Hiking Pierce and Eisenhower in February

Hiking Pierce and Eisenhower in February

Mt Pierce and Mt Eisenhower are two 4000 footers in the Southern Presidential Range which runs between Crawford Notch and Mt Washington. The route up to these two peaks follows the Crawford Path, which is the oldest continuously maintained hiking trail in the United States.

Getting to Pierce in winter is pretty easy because this section of trail is very heavily used, but hiking beyond it to Mt Eisenhower is more difficult because there’s a long above-treeline stretch before you reach the final ascent up “Ike’s” bald dome. While this is a fairly casual hike in warm weather, it’s not to be taken lightly in February, without proper winter gear, experience, and conditioning. In addition to the wind and frostbite danger, deep snowdrifts form in between the small trees (Krumholz) that delineate the path obscuring it completely. You don’t want to attempt this section without snowshoes or solo, because falling into a spruce trap (a void in the bushes covered by snow) can be fatal if you can’t get out under your own power. Of course, that doesn’t stop some idiots from trying both.

Karen snowshoeing up the Crawford Path to Mt Pierce
Karen snowshoeing up the Crawford Path to Mt Pierce

I was joined on this hike by my regular hiking partners Karen and Ken, who are also working on their White Mountain 4000 Grids. You couldn’t ask for two nicer, experienced, and sensible hiking partners, and we’ve had many adventures together. This would prove to be another one.

This was the first weekend after we got two feet of snow in the White Mountains, so trail breaking with snowshoes was on the menu for most summit attempts. The day started off cold at -11F at the trailhead, which caught me off guard. I was expecting a warmer start, but we were soon layering off as we climbed up the Crawford Path to Pierce, which climbs 3.1 miles to the short trail leading the summit cairn. This section of the Crawford Path is protected from the wind by trees, so we didn’t have to wear face protection or more windproof layers.

Descending Pierce and heading toward Eisenhower (middle)
Descending Pierce and heading toward Eisenhower (middle)

Pierce itself is more exposed to the wind, but there are some small trees around the summit cairn, where we gulped down some hot water and food, before setting off to climb Eisenhower. The sun was shining brightly, so I switched to my polarized sunglasses, put on my heavily insulated mountaineering gloves, and moved my balaclava to my front pack for easy access.

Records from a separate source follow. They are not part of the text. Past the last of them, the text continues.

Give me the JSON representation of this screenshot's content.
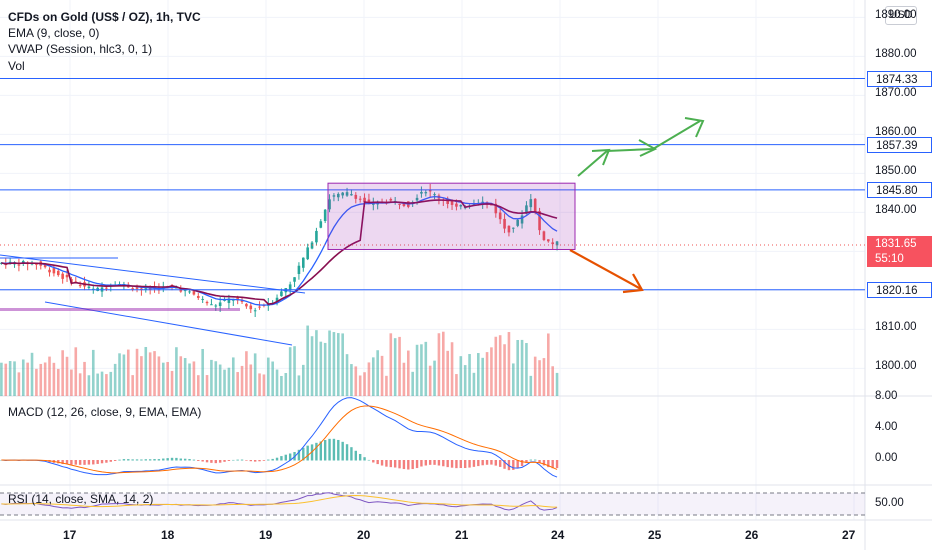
{
  "header": {
    "symbol_title": "CFDs on Gold (US$ / OZ), 1h, TVC",
    "ema_label": "EMA (9, close, 0)",
    "vwap_label": "VWAP (Session, hlc3, 0, 1)",
    "vol_label": "Vol",
    "currency_button": "USD"
  },
  "price_axis": {
    "ticks": [
      "1890.00",
      "1880.00",
      "1870.00",
      "1860.00",
      "1850.00",
      "1840.00",
      "1810.00",
      "1800.00"
    ],
    "levels": [
      {
        "label": "1874.33",
        "value": 1874.33
      },
      {
        "label": "1857.39",
        "value": 1857.39
      },
      {
        "label": "1845.80",
        "value": 1845.8
      },
      {
        "label": "1820.16",
        "value": 1820.16
      }
    ],
    "current_price": "1831.65",
    "countdown": "55:10"
  },
  "macd": {
    "label": "MACD (12, 26, close, 9, EMA, EMA)",
    "ticks": [
      "8.00",
      "4.00",
      "0.00"
    ]
  },
  "rsi": {
    "label": "RSI (14, close, SMA, 14, 2)",
    "ticks": [
      "50.00"
    ]
  },
  "time_axis": {
    "labels": [
      "17",
      "18",
      "19",
      "20",
      "21",
      "24",
      "25",
      "26",
      "27"
    ]
  },
  "colors": {
    "up": "#26a69a",
    "down": "#ef5350",
    "level_line": "#2962ff",
    "ema": "#2962ff",
    "vwap": "#880e4f",
    "range_box": "#9c27b0",
    "arrow_up": "#4caf50",
    "arrow_down": "#e65100"
  },
  "chart_data": {
    "type": "candlestick",
    "interval": "1h",
    "annotations": {
      "range_box_price": [
        1830.5,
        1847.5
      ],
      "target_prices": [
        1857.39
      ],
      "support_prices": [
        1820.16
      ]
    },
    "price_anchors": [
      {
        "d": 16.7,
        "p": 1827
      },
      {
        "d": 17.0,
        "p": 1823
      },
      {
        "d": 17.3,
        "p": 1820
      },
      {
        "d": 17.5,
        "p": 1822
      },
      {
        "d": 17.8,
        "p": 1820
      },
      {
        "d": 18.1,
        "p": 1821
      },
      {
        "d": 18.3,
        "p": 1819
      },
      {
        "d": 18.5,
        "p": 1816
      },
      {
        "d": 18.7,
        "p": 1818
      },
      {
        "d": 18.9,
        "p": 1815
      },
      {
        "d": 19.1,
        "p": 1817
      },
      {
        "d": 19.3,
        "p": 1822
      },
      {
        "d": 19.5,
        "p": 1832
      },
      {
        "d": 19.7,
        "p": 1844
      },
      {
        "d": 19.9,
        "p": 1845
      },
      {
        "d": 20.1,
        "p": 1842
      },
      {
        "d": 20.3,
        "p": 1843
      },
      {
        "d": 20.5,
        "p": 1842
      },
      {
        "d": 20.65,
        "p": 1846
      },
      {
        "d": 20.8,
        "p": 1844
      },
      {
        "d": 21.0,
        "p": 1841
      },
      {
        "d": 21.2,
        "p": 1843
      },
      {
        "d": 21.35,
        "p": 1842
      },
      {
        "d": 21.5,
        "p": 1835
      },
      {
        "d": 21.6,
        "p": 1837
      },
      {
        "d": 21.75,
        "p": 1844
      },
      {
        "d": 21.85,
        "p": 1834
      },
      {
        "d": 21.95,
        "p": 1832
      }
    ]
  }
}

We immediately hit deep snowdrifts and wind slabs as tall as the dwarf trees that protect portions of the trail between Pierce and Eisenhower. The wind was from the Southeast, so these dwarf trees protected us from its full effect, but it was still cold and I put another insulating layer over the three I was already wearing.

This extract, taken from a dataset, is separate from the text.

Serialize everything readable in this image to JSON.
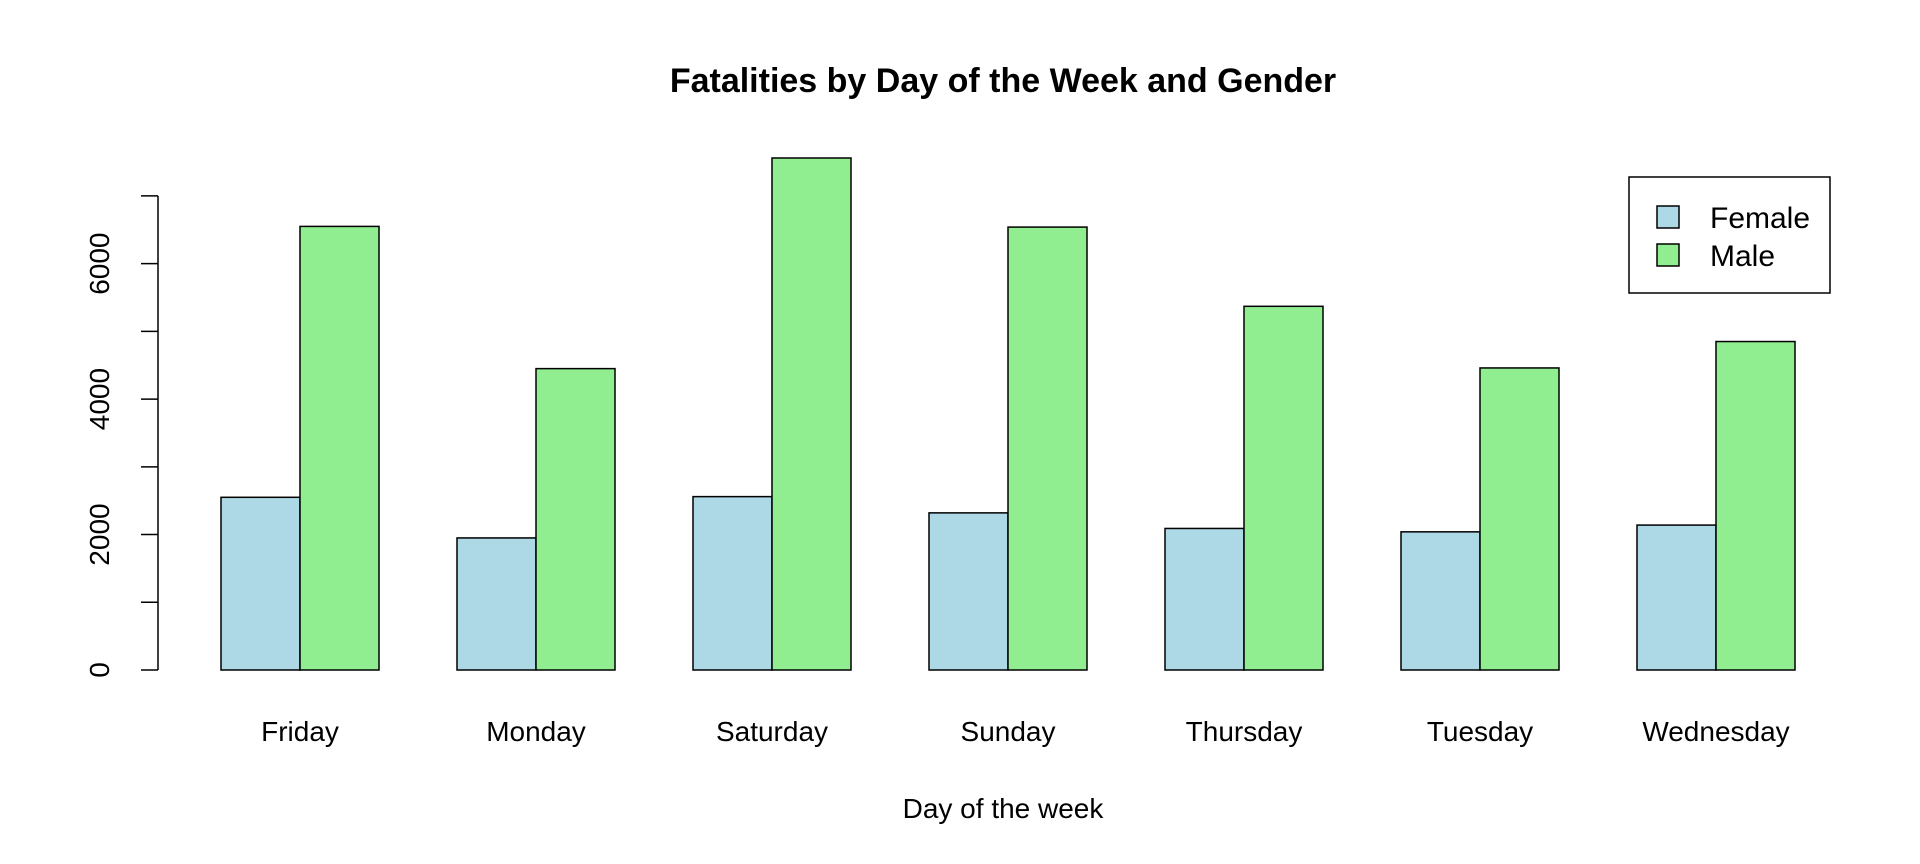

Philip and Karen on the above-treeline section between Pierce and Eisenhower. Photo courtesy Ken Robichaud
Philip and Karen on the above-treeline section between Pierce and Eisenhower. Photo courtesy Ken Robichaud

As we made our way toward Eisenhower, the snow got deeper and deeper, until we were literally postholing in thigh-deep powder even though we were all wearing snowshoes. The trail became increasingly hard to follow as the drifts deepened and we were forced to “bushwhack” around sections that were completely buried and impassable. Out in the open now, Karen and I donned face protection because we were worried about frostbite. The winds were probably only 20 mph, but I was losing some sensation on my cheeks and knew I’d need a mask for the bald summit of Eisenhower.

Karen and Ken bundled up on the summit of Eisenhower
Karen and Ken bundled up on the summit of Eisenhower

When we reached the summit spur, named the Eisenhower Loop, we hit a brick wall, so to speak. We couldn’t get up the final slope because the powder at the base of the climb kept collapsing underneath us. We’d made it this far and I wasn’t going to give up so close to the summit. Then I had an idea.

Using my trekking poles, I pulled the snow down off the rocks at the base of the climb, so I could get a better purchase with my snowshoe cleats. Once I’d climbed those, it was a matter of zig-zagging up the slope on the south-facing wind slab, which had the consistency of styrofoam but provides good traction. Soon we were on the summit, admiring the view of Mt Washington just to the north.

Ken, Karen, and Philip - summit selfie. Photo courtesy of Ken Robichaud
Ken, Karen, and Philip – summit selfie. Photo courtesy of Ken Robichaud

The hike back out and down was quite fast because we’d done all the hard work on the way up. As Ken remarked when we got back to the trailhead, “It’s been a while since I had to break trail like that.” Yes, indeed. He fell asleep as soon as he got home.

Total distance: 9.2 miles w/3300′ of elevation gain.